Because I stood up and chatted with her that day to offer encouragement and ask about her next professional steps, my graduating friend connected with another of my friends who was about to leave a job which would be perfect for the graduate’s next career step.
I have absolutely no connection to the employer and I could not have found anyone a job in that field if I had tried. My graduating friend was hired based on her own merits—her professional skills, knowledge, experience, character, references, training, interviews—but if I had not decided to stand up and engage her in a neighborly way, she might not have heard about the opening at the professional institution in which my other friend had been working and was hoping to vacate for a new position in the company.
I never thought that I was going to connect this graduating friend to her next job when I jumped out of my car. I only wanted to celebrate the completion of her graduate degree; I wanted her to know that people were proud of her and wondered what she was thinking about for the next steps on her career path. I just had wanted to say, “Well, done! Great job!”
I myself received a Master’s Degree at a mature age; I know that there are sometimes people who don’t understand the impulse to pursue higher education when you are already “grown-up.” One friend of mine, someone who never went to college, said to me when I had completed my Master’s: “Why would you do something as crazy as that? What for?” I had my reasons. I believe I was very right in doing it and my professional life has turned a satisfying and fruitful corner since. No turning back!
My graduating friend was also a more mature person, aged about 40, and she had older children. As I stood there by my car chatting and asking about her next career steps, I was reminded of my other friend, also about that age, who had gone back to school and pursued a similar Master’s degree and new career path. At that moment in the parking lot, the thought flashed in my mind: “Hey, those two have a lot in common. I should find a way to connect them!” Since both were my Facebook friends, I asked if I could try to connect the two women via IM and she agreed.
When I got home, I asked my other friend if she would mind being connected with the new graduate and she agreed, so then I composed a group Message and introduced them.
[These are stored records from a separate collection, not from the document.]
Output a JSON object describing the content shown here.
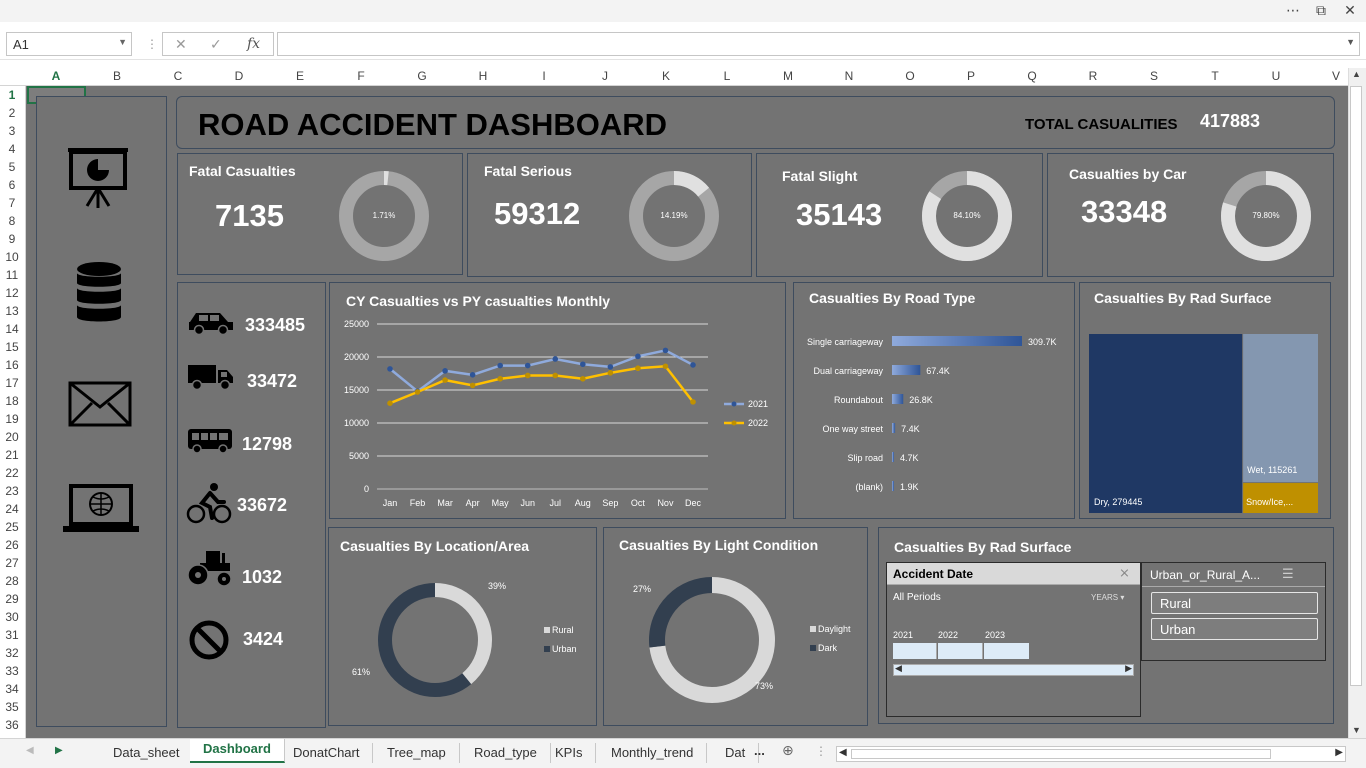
{
  "sheet_tabs": [
    "Data_sheet",
    "Dashboard",
    "DonatChart",
    "Tree_map",
    "Road_type",
    "KPIs",
    "Monthly_trend",
    "Dat"
  ],
  "tabs_more": "...",
  "active_tab": "Dashboard",
  "namebox": "A1",
  "fx_label": "fx",
  "column_headers": [
    "A",
    "B",
    "C",
    "D",
    "E",
    "F",
    "G",
    "H",
    "I",
    "J",
    "K",
    "L",
    "M",
    "N",
    "O",
    "P",
    "Q",
    "R",
    "S",
    "T",
    "U",
    "V"
  ],
  "row_headers": [
    "1",
    "2",
    "3",
    "4",
    "5",
    "6",
    "7",
    "8",
    "9",
    "10",
    "11",
    "12",
    "13",
    "14",
    "15",
    "16",
    "17",
    "18",
    "19",
    "20",
    "21",
    "22",
    "23",
    "24",
    "25",
    "26",
    "27",
    "28",
    "29",
    "30",
    "31",
    "32",
    "33",
    "34",
    "35",
    "36"
  ],
  "dashboard": {
    "title": "ROAD ACCIDENT DASHBOARD",
    "total_label": "TOTAL CASUALITIES",
    "total_value": "417883",
    "left_icons": [
      "presentation-chart-icon",
      "database-icon",
      "mail-icon",
      "laptop-globe-icon"
    ],
    "kpis": [
      {
        "title": "Fatal  Casualties",
        "value": "7135",
        "pct_label": "1.71%",
        "pct": 1.71
      },
      {
        "title": "Fatal  Serious",
        "value": "59312",
        "pct_label": "14.19%",
        "pct": 14.19
      },
      {
        "title": "Fatal  Slight",
        "value": "35143",
        "pct_label": "84.10%",
        "pct": 84.1
      },
      {
        "title": "Casualties by Car",
        "value": "33348",
        "pct_label": "79.80%",
        "pct": 79.8
      }
    ],
    "vehicles": [
      {
        "icon": "car-icon",
        "value": "333485"
      },
      {
        "icon": "truck-icon",
        "value": "33472"
      },
      {
        "icon": "bus-icon",
        "value": "12798"
      },
      {
        "icon": "bicycle-icon",
        "value": "33672"
      },
      {
        "icon": "tractor-icon",
        "value": "1032"
      },
      {
        "icon": "no-entry-icon",
        "value": "3424"
      }
    ],
    "slicer_panel_title": "Casualties By Rad Surface",
    "date_slicer": {
      "title": "Accident  Date",
      "periods": "All Periods",
      "unit": "YEARS",
      "years": [
        "2021",
        "2022",
        "2023"
      ]
    },
    "area_slicer": {
      "title": "Urban_or_Rural_A...",
      "items": [
        "Rural",
        "Urban"
      ]
    }
  },
  "colors": {
    "dark_navy": "#1f3864",
    "light_gray": "#d9d9d9",
    "mid_gray": "#a6a6a6",
    "series_2021": "#8faadc",
    "series_2022": "#ffc000",
    "gold": "#bf9000",
    "blue_steel": "#8497b0",
    "excel_green": "#217346"
  },
  "chart_data": [
    {
      "type": "line",
      "title": "CY Casualties vs PY casualties Monthly",
      "categories": [
        "Jan",
        "Feb",
        "Mar",
        "Apr",
        "May",
        "Jun",
        "Jul",
        "Aug",
        "Sep",
        "Oct",
        "Nov",
        "Dec"
      ],
      "series": [
        {
          "name": "2021",
          "values": [
            18200,
            14800,
            17900,
            17300,
            18700,
            18700,
            19700,
            18900,
            18500,
            20100,
            21000,
            18800
          ]
        },
        {
          "name": "2022",
          "values": [
            13000,
            14700,
            16500,
            15700,
            16700,
            17200,
            17200,
            16700,
            17600,
            18300,
            18600,
            13200
          ]
        }
      ],
      "yticks": [
        "0",
        "5000",
        "10000",
        "15000",
        "20000",
        "25000"
      ],
      "ylim": [
        0,
        25000
      ],
      "legend": "right"
    },
    {
      "type": "bar",
      "title": "Casualties By Road Type",
      "categories": [
        "Single carriageway",
        "Dual carriageway",
        "Roundabout",
        "One way street",
        "Slip road",
        "(blank)"
      ],
      "values": [
        309.7,
        67.4,
        26.8,
        7.4,
        4.7,
        1.9
      ],
      "labels": [
        "309.7K",
        "67.4K",
        "26.8K",
        "7.4K",
        "4.7K",
        "1.9K"
      ]
    },
    {
      "type": "treemap",
      "title": "Casualties By Rad Surface",
      "categories": [
        "Dry",
        "Wet",
        "Snow/Ice,..."
      ],
      "values": [
        279445,
        115261,
        23177
      ],
      "labels": [
        "Dry, 279445",
        "Wet, 115261",
        "Snow/Ice,..."
      ]
    },
    {
      "type": "pie",
      "title": "Casualties By  Location/Area",
      "categories": [
        "Rural",
        "Urban"
      ],
      "values": [
        39,
        61
      ],
      "labels": [
        "39%",
        "61%"
      ]
    },
    {
      "type": "pie",
      "title": "Casualties By Light Condition",
      "categories": [
        "Daylight",
        "Dark"
      ],
      "values": [
        73,
        27
      ],
      "labels": [
        "73%",
        "27%"
      ]
    }
  ]
}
They chatted a bit and talked about scheduling coffee to discuss the current state of employment in their field. They seemed to get along fine, but I had the thought, “Well, I am very busy right now, but I suppose that I can find some time to meet with the two next week.” I had to run off to an event for the afternoon and was not paying attention to messages. When I got home four hours later, I saw that my two friends had continued to chat on the text stream and hadn’t needed me. I didn’t even know what they were talking about, since they were using domain specific vocabulary within their field of expertise. They were colleagues and had become friends while I was gone. They did not need me in the least as a middle man for their conversations. From then on, they were friends on their own.
Parking-lot gal sent me the follow-up note that I noticed today in my archived messages, which was dated—can you believe it?—exactly two years ago: “God is so good! I just got offered the job that your friend was leaving!…Thank you for being there!”
I love this testimony to a little kindness on my part, something which cost me nothing other than a few moments of my time, but it made a big impact on their careers and even started a great new friendship. Listen to that little voice in your head that tells you to take a few minutes and do something encouraging for someone. You can bring people together and find the joy in watching the puzzle pieces fit together!